Immunosuppressive agents, such as thiopurines, methotrexate, and biologics, have revolutionized the treatment of inflammatory bowel disease (IBD). However, a number of case reports, case control studies and retrospective studies over the last decade have identified a concerning link between immunosuppression and lymphoproliferative disorders (LPDs), the oncological phenomenon whereby lymphocytes divide uncontrollably. These LPDs have been associated with Epstein-Barr virus (EBV) infection in which the virus provides the impetus for malignant transformation while immunosuppression hampers the immune system’s ability to detect and clear these malignant cells. As such, the use of immunosuppressive agents may come at the cost of increased risk of developing LPD. While little is known about the LPD risk in IBD, more is known about immunosuppression in the post-transplantation setting and the development of EBV associated post-transplantation lymphoproliferative disorders (PTLD). In review of the PTLD literature, evidence is available to demonstrate that certain immune suppressants such as cyclosporine and T-lymphocyte modulators in particular are associated with an increased risk of PTLD development. As well, high doses of immunosuppressive agents and multiple immunosuppressive agent use are also linked to increased PTLD development. Here, we discuss these findings in context of IBD and what future studies can be taken to understand and reduce the risk of EBV-associated LPD development from immunosuppression use in IBD.
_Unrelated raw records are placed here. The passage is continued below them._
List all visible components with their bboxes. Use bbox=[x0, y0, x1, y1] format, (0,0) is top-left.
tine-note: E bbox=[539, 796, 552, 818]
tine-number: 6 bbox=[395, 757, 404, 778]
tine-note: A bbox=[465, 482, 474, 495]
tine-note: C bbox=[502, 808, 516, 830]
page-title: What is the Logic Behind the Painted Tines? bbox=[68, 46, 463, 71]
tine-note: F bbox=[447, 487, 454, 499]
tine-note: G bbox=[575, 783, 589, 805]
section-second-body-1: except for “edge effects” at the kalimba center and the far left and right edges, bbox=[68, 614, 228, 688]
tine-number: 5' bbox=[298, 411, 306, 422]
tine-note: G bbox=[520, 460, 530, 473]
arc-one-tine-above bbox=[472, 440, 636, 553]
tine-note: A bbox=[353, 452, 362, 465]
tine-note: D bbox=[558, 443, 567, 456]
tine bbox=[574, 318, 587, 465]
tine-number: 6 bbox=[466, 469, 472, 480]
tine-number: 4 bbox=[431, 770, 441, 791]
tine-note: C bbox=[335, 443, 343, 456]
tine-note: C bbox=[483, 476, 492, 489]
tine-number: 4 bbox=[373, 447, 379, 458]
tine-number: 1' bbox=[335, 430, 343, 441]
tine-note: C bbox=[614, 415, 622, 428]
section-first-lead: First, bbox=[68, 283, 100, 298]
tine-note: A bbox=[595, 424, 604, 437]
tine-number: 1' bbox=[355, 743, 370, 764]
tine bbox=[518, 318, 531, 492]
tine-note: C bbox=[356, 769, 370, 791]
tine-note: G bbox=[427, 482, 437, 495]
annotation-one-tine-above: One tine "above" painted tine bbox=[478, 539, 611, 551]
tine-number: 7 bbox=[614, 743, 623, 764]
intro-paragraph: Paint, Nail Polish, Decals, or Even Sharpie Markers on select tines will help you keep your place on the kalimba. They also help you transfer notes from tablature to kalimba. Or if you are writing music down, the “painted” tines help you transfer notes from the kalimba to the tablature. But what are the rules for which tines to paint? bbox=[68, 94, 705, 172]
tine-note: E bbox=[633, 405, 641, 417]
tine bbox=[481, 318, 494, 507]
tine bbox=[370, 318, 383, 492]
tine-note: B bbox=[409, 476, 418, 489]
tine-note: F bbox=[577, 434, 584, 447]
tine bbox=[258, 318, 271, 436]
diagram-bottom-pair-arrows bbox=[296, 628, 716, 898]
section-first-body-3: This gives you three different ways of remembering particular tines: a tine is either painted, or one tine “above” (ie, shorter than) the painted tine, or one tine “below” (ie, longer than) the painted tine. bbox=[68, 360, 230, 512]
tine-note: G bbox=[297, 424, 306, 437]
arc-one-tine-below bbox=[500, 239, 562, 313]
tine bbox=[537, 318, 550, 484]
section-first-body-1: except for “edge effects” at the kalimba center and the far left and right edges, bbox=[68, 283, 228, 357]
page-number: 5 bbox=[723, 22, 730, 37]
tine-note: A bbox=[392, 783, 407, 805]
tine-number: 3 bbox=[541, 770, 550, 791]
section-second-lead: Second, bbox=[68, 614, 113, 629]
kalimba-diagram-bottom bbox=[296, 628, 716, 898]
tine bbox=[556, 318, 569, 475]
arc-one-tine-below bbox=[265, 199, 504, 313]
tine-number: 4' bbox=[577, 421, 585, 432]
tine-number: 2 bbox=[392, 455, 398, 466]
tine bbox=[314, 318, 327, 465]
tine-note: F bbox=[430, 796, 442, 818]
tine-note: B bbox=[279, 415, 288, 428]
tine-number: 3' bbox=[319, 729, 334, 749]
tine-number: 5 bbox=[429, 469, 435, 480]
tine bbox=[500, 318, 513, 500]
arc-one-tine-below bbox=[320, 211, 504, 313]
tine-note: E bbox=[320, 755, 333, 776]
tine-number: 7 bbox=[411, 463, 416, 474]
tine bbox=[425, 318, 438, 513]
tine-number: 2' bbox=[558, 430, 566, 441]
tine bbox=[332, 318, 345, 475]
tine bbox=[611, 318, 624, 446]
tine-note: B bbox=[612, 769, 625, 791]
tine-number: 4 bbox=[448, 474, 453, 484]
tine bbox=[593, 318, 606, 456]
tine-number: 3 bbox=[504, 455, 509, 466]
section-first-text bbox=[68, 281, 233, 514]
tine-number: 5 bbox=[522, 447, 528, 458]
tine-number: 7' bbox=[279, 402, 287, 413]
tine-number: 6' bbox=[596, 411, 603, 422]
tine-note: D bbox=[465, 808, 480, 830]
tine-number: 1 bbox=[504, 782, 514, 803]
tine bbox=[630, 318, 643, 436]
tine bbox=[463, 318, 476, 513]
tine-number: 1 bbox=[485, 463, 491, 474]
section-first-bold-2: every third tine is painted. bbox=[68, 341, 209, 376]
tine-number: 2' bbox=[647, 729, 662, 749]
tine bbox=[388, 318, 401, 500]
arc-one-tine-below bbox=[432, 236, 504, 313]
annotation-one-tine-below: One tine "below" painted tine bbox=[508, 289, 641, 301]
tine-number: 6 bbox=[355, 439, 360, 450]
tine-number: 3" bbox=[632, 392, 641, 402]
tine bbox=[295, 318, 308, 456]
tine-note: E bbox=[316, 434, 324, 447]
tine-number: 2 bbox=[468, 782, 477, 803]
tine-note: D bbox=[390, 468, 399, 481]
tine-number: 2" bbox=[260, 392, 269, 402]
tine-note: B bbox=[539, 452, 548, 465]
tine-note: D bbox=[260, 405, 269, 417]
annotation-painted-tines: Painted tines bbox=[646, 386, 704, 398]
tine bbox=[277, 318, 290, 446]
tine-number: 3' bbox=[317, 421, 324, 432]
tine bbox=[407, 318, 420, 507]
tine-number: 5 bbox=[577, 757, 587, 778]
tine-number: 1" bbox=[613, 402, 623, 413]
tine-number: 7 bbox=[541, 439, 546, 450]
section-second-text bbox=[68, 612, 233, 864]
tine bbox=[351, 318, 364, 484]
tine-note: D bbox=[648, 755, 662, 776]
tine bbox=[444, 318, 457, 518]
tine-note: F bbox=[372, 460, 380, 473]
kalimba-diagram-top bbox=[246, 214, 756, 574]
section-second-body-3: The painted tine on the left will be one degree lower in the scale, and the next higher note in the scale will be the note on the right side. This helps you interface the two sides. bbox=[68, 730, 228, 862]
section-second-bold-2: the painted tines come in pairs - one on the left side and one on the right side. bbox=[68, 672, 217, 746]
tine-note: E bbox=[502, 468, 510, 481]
Keywords: Epstein-Barr virus; Immunosuppression; Post-transplantation lymphoproliferative disorders; Lymphoproliferative disorders; Inflammatory bowel disease

Core tip: Immunosuppressive agents, such as thiopurines, methotrexate, and biologics, have revolutionized the treatment and maintenance therapy of inflammatory bowel disease (IBD). However, their use may come at the cost of increased risk of developing lymphoproliferative disorders (LPD). While little is known about this risk in IBD, more is known about immunosuppression risk in the fields of rheumatoid arthritis and post-transplantation with regards to the development of Epstein-Barr virus (EBV) associated LPD. Here, we attempt to review lymphoma risk in the setting of immunosuppression use in various medical conditions, discuss what lessons may be translatable to the IBD field and what future directions can be taken to reduce the risk of EBV-associated LPD from immunosuppression use in IBD.